The sequence of liminality
   gathering
   sharing
   dispersing
The use of the sensorium 
   safety
   focus
   movement
   restoration
   in-skin v. out-skin
   boundaries and nodes

_______________________________

Culture has also evolved.  As sketchy indicators, consider the following. The ecstatic Seventies were iconoclastic, boundary-crossing, and full of every kind of movement and music -- in the EuroAmerican world.  Because of the ebbing of the old colonial order without replacement, the Eighties in the Third World paid a high price in epidemic, famine, and genocide.  The Nineties were technical, extending our understanding out into the universe to the verge of black holes and the echo of the Big Bang, down into the ocean to the lair of the giant squid and lifeforms that never see light, and tracing through the human neurons, genomes, molecules.

The Twenty-zeros were another return to order and consciousness: writing out mission-statements and best practices.  Now the Zero-tens are packed with fear and confusion.  What the heck are we doing?  Shifting into universals, connecting with handheld devices.  Looking at ourselves from space.  

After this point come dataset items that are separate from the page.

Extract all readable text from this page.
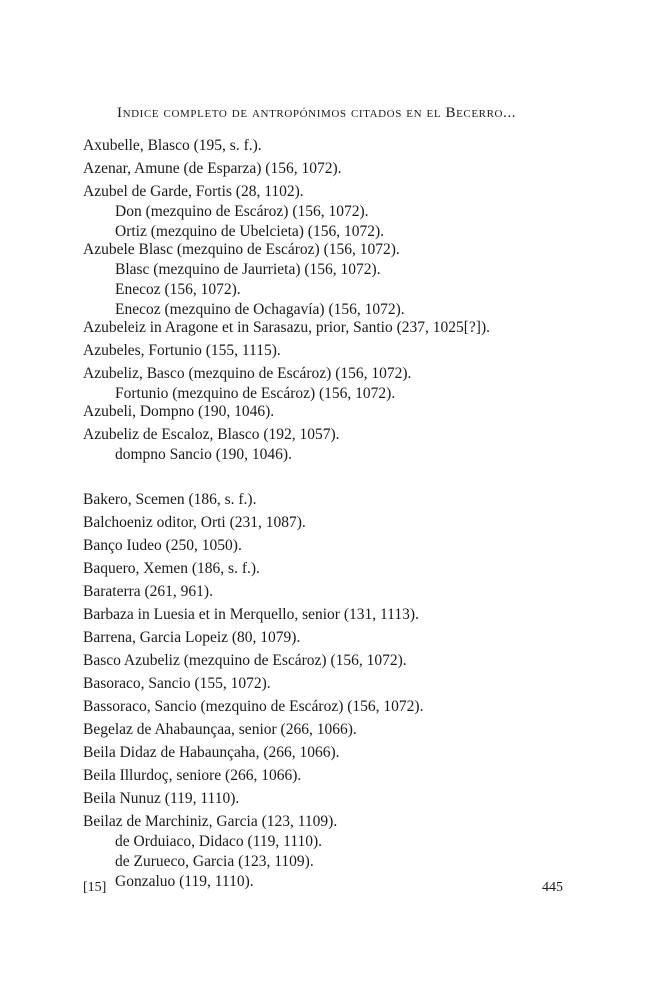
Indice completo de antropónimos citados en el Becerro...
Axubelle, Blasco (195, s. f.).
Azenar, Amune (de Esparza) (156, 1072).
Azubel de Garde, Fortis (28, 1102).
Don (mezquino de Escároz) (156, 1072).
Ortiz (mezquino de Ubelcieta) (156, 1072).
Azubele Blasc (mezquino de Escároz) (156, 1072).
Blasc (mezquino de Jaurrieta) (156, 1072).
Enecoz (156, 1072).
Enecoz (mezquino de Ochagavía) (156, 1072).
Azubeleiz in Aragone et in Sarasazu, prior, Santio (237, 1025[?]).
Azubeles, Fortunio (155, 1115).
Azubeliz, Basco (mezquino de Escároz) (156, 1072).
Fortunio (mezquino de Escároz) (156, 1072).
Azubeli, Dompno (190, 1046).
Azubeliz de Escaloz, Blasco (192, 1057).
dompno Sancio (190, 1046).
Bakero, Scemen (186, s. f.).
Balchoeniz oditor, Orti (231, 1087).
Banço Iudeo (250, 1050).
Baquero, Xemen (186, s. f.).
Baraterra (261, 961).
Barbaza in Luesia et in Merquello, senior (131, 1113).
Barrena, Garcia Lopeiz (80, 1079).
Basco Azubeliz (mezquino de Escároz) (156, 1072).
Basoraco, Sancio (155, 1072).
Bassoraco, Sancio (mezquino de Escároz) (156, 1072).
Begelaz de Ahabaunçaa, senior (266, 1066).
Beila Didaz de Habaunçaha, (266, 1066).
Beila Illurdoç, seniore (266, 1066).
Beila Nunuz (119, 1110).
Beilaz de Marchiniz, Garcia (123, 1109).
de Orduiaco, Didaco (119, 1110).
de Zurueco, Garcia (123, 1109).
Gonzaluo (119, 1110).
[15]	445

We do seem to swing through periods of grouping and then separating into individuals, through wanting freedom and then clear lines.  Ceremonies can clarify what’s happening, justify it, or push back against it.  Probably best to know which is in play.

Temple frieze in India

I’m reading: list servs, websites, organizational statements, research studies, and books.  I look up all the neologisms, definitions, examples.  If they mention a film, I try to get access to it.  If they talk about a book — well, you can’t buy ALL the books, but you can usually find a talk about it on YouTube or a review about it, or — curse wikipedia — someone's anonymous take on it.  

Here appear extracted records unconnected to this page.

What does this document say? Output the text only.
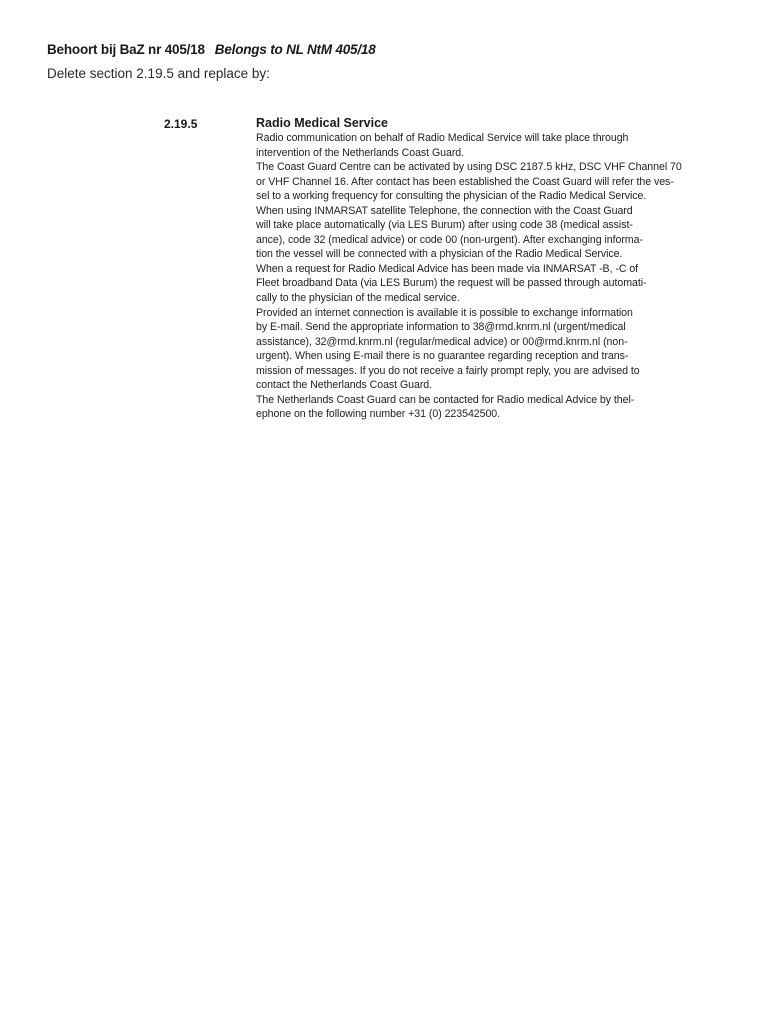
Behoort bij BaZ nr 405/18 Belongs to NL NtM 405/18
Delete section 2.19.5 and replace by:
2.19.5	Radio Medical Service
Radio communication on behalf of Radio Medical Service will take place through
intervention of the Netherlands Coast Guard.
The Coast Guard Centre can be activated by using DSC 2187.5 kHz, DSC VHF Channel 70
or VHF Channel 16. After contact has been established the Coast Guard will refer the ves-
sel to a working frequency for consulting the physician of the Radio Medical Service.
When using INMARSAT satellite Telephone, the connection with the Coast Guard
will take place automatically (via LES Burum) after using code 38 (medical assist-
ance), code 32 (medical advice) or code 00 (non-urgent). After exchanging informa-
tion the vessel will be connected with a physician of the Radio Medical Service.
When a request for Radio Medical Advice has been made via INMARSAT -B, -C of
Fleet broadband Data (via LES Burum) the request will be passed through automati-
cally to the physician of the medical service.
Provided an internet connection is available it is possible to exchange information
by E-mail. Send the appropriate information to 38@rmd.knrm.nl (urgent/medical
assistance), 32@rmd.knrm.nl (regular/medical advice) or 00@rmd.knrm.nl (non-
urgent). When using E-mail there is no guarantee regarding reception and trans-
mission of messages. If you do not receive a fairly prompt reply, you are advised to
contact the Netherlands Coast Guard.
The Netherlands Coast Guard can be contacted for Radio medical Advice by thel-
ephone on the following number +31 (0) 223542500.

When the focus changes, power falls away from those who had the attention earlier.  This makes them scared and angry, so that the times are usually marked by argument and emotion.  This makes them a little easier to find.  But the newly empowered don’t always realize that they’re drowning in two inches of water, so they could save themselves by simply sitting up.  That is, they are often merciless and therefore must be approached with caution.  Caution means examining oneself, playing your convictions backwards.

Jane Goodahl

Anthropology is a useful portmanteau sort of discipline which, like the new studies of neuro-function, show up as hyphenated and cross-disciplinary categories all the time, helping to keep us from being trapped in pigeon-holes.  It has evolved quite a lot, since it responds to culture, and at some points is more helpful than at others.  “Useful” and “helpful” are dependable criteria, much better than “correct”, which is only a version of “dominant.”

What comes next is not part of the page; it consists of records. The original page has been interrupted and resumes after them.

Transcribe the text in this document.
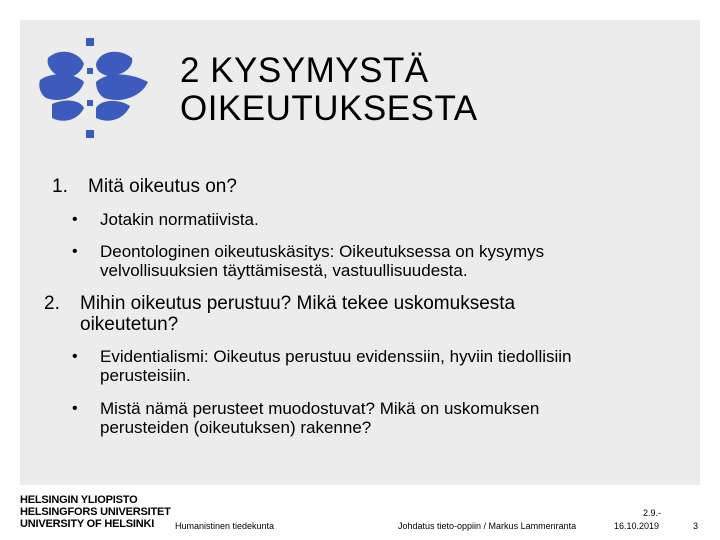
2 KYSYMYSTÄ
OIKEUTUKSESTA
1. Mitä oikeutus on?
• Jotakin normatiivista.
• Deontologinen oikeutuskäsitys: Oikeutuksessa on kysymys
velvollisuuksien täyttämisestä, vastuullisuudesta.
2. Mihin oikeutus perustuu? Mikä tekee uskomuksesta
oikeutetun?
• Evidentialismi: Oikeutus perustuu evidenssiin, hyviin tiedollisiin
perusteisiin.
• Mistä nämä perusteet muodostuvat? Mikä on uskomuksen
perusteiden (oikeutuksen) rakenne?
HELSINGIN YLIOPISTO
HELSINGFORS UNIVERSITET
UNIVERSITY OF HELSINKI	Humanistinen tiedekunta	Johdatus tieto-oppiin / Markus Lammenranta
2.9.-
16.10.2019	3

Over and over again I ask myself: who am I missing?  The assumption of ninety per cent of what I read is that everyone is just like the writer.  This doesn’t mean that if I read minority writers that it will depart from “received wisdom” because the publishers control the rhetoric.  Truly divergent and unique people will never see print.  When we have minority and specialized publishers, we can escape the mainstream.  But that means we also escape the profit.  Any kind of meaning-ceremony that gets entangled in money is doomed.